Figure 6Protein set enrichment and network analysis show ARF6 signaling pathway significantly altered in EVs secreted by 3D cell cultures. a) Heatmap and dendrogram of protein profiles of GC EVs in 2D and 3D cultures (Z‐score normalized expression values). b) Supervised clustering was performed to highlight the differences between EVs secreted by 2D and 3D cultures. Heatmap and dendrogram of the 20 most significantly different proteins between EVs isolated from 2D and 3D cultures (Z‐score normalized expression values). c) Protein set enrichment analysis revealed ARF6 signaling pathway as the only pathway significantly altered between 2D and 3D conditions in both cell lines. The corresponding proteins were ranked according to the degree of deregulation between 2D and 3D. d) Running sum statistics highlighting the significant enrichment of the proteins listed. e) Representation of the ARF6 signaling network. f,g) Western blot validation and proteomics data of significantly altered proteins in 3D EVs. f) Representative Western blot images. g) Protein levels of significantly altered proteins quantified by densitometry analysis of Western blot and validation of proteomics data. Tubulin was used as endogenous control for cells and GAPDH for EVs. Each biological replicate was independently represented.

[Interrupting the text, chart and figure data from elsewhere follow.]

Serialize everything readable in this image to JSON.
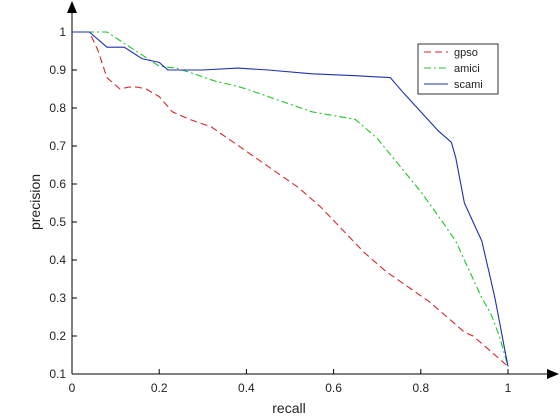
{
  "chart_data": {
    "type": "line",
    "xlabel": "recall",
    "ylabel": "precision",
    "xlim": [
      0,
      1
    ],
    "ylim": [
      0.1,
      1
    ],
    "xticks": [
      "0",
      "0.2",
      "0.4",
      "0.6",
      "0.8",
      "1"
    ],
    "yticks": [
      "0.1",
      "0.2",
      "0.3",
      "0.4",
      "0.5",
      "0.6",
      "0.7",
      "0.8",
      "0.9",
      "1"
    ],
    "grid": false,
    "legend_position": "top-right",
    "series": [
      {
        "name": "gpso",
        "color": "#d62728",
        "dash": "dashed",
        "x": [
          0.0,
          0.04,
          0.06,
          0.08,
          0.11,
          0.13,
          0.15,
          0.17,
          0.2,
          0.23,
          0.27,
          0.32,
          0.37,
          0.42,
          0.47,
          0.52,
          0.57,
          0.62,
          0.67,
          0.72,
          0.77,
          0.82,
          0.84,
          0.86,
          0.88,
          0.9,
          0.92,
          0.94,
          0.96,
          0.98,
          1.0
        ],
        "y": [
          1.0,
          1.0,
          0.95,
          0.88,
          0.85,
          0.855,
          0.855,
          0.85,
          0.83,
          0.79,
          0.77,
          0.75,
          0.71,
          0.67,
          0.63,
          0.59,
          0.54,
          0.48,
          0.42,
          0.37,
          0.33,
          0.29,
          0.27,
          0.25,
          0.23,
          0.21,
          0.2,
          0.18,
          0.16,
          0.14,
          0.12
        ]
      },
      {
        "name": "amici",
        "color": "#22c32e",
        "dash": "dashdot",
        "x": [
          0.0,
          0.04,
          0.06,
          0.08,
          0.12,
          0.16,
          0.2,
          0.24,
          0.28,
          0.33,
          0.37,
          0.4,
          0.45,
          0.5,
          0.55,
          0.6,
          0.65,
          0.7,
          0.75,
          0.8,
          0.85,
          0.88,
          0.9,
          0.92,
          0.94,
          0.96,
          0.98,
          1.0
        ],
        "y": [
          1.0,
          1.0,
          1.0,
          1.0,
          0.97,
          0.94,
          0.91,
          0.905,
          0.89,
          0.87,
          0.86,
          0.85,
          0.83,
          0.81,
          0.79,
          0.78,
          0.77,
          0.72,
          0.65,
          0.58,
          0.5,
          0.45,
          0.4,
          0.35,
          0.3,
          0.26,
          0.2,
          0.12
        ]
      },
      {
        "name": "scami",
        "color": "#1f2fae",
        "dash": "solid",
        "x": [
          0.0,
          0.04,
          0.08,
          0.12,
          0.16,
          0.2,
          0.22,
          0.26,
          0.3,
          0.38,
          0.45,
          0.55,
          0.65,
          0.73,
          0.76,
          0.8,
          0.84,
          0.87,
          0.88,
          0.9,
          0.92,
          0.94,
          0.95,
          0.96,
          0.97,
          0.98,
          0.99,
          1.0
        ],
        "y": [
          1.0,
          1.0,
          0.96,
          0.96,
          0.93,
          0.92,
          0.9,
          0.9,
          0.9,
          0.905,
          0.9,
          0.89,
          0.885,
          0.88,
          0.84,
          0.79,
          0.74,
          0.71,
          0.67,
          0.55,
          0.5,
          0.45,
          0.4,
          0.35,
          0.3,
          0.24,
          0.18,
          0.12
        ]
      }
    ]
  }
}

Figure 7Integrative network analysis reveals overall upregulation of microRNAs and downregulation of proteins in EVs in 3D. a) Network of microRNAs (red rhombs) and specific target proteins (green rectangles) deregulated in opposite direction. Upregulation and downregulation in 3D conditions were represented in different scales of red and green, respectively. b) Schematic representation of dynamic coregulation of microRNAs in cells and EVs (white) and proteins in EVs (black) highlighting specific sets of miRNAs and their common target proteins in 3D conditions. c) Quantitative RT‐PCR validation and small RNA sequencing data of microRNAs of the integrative network in MKN45 and MKN74 cells and EVs. d,e) Western blot validation and proteomics data of proteins of the integrative network in MKN45 and MKN74 cells and EVs. d) Representative Western blot images for proteins of the integrative network in MKN45 and MKN74 cells and EVs. e) Relative levels of proteins of the integrative network quantified by densitometry analysis of Western blot data and proteomics. Tubulin was used as endogenous control for cells and GAPDH for EVs. c–e) Each biological replicate was independently represented.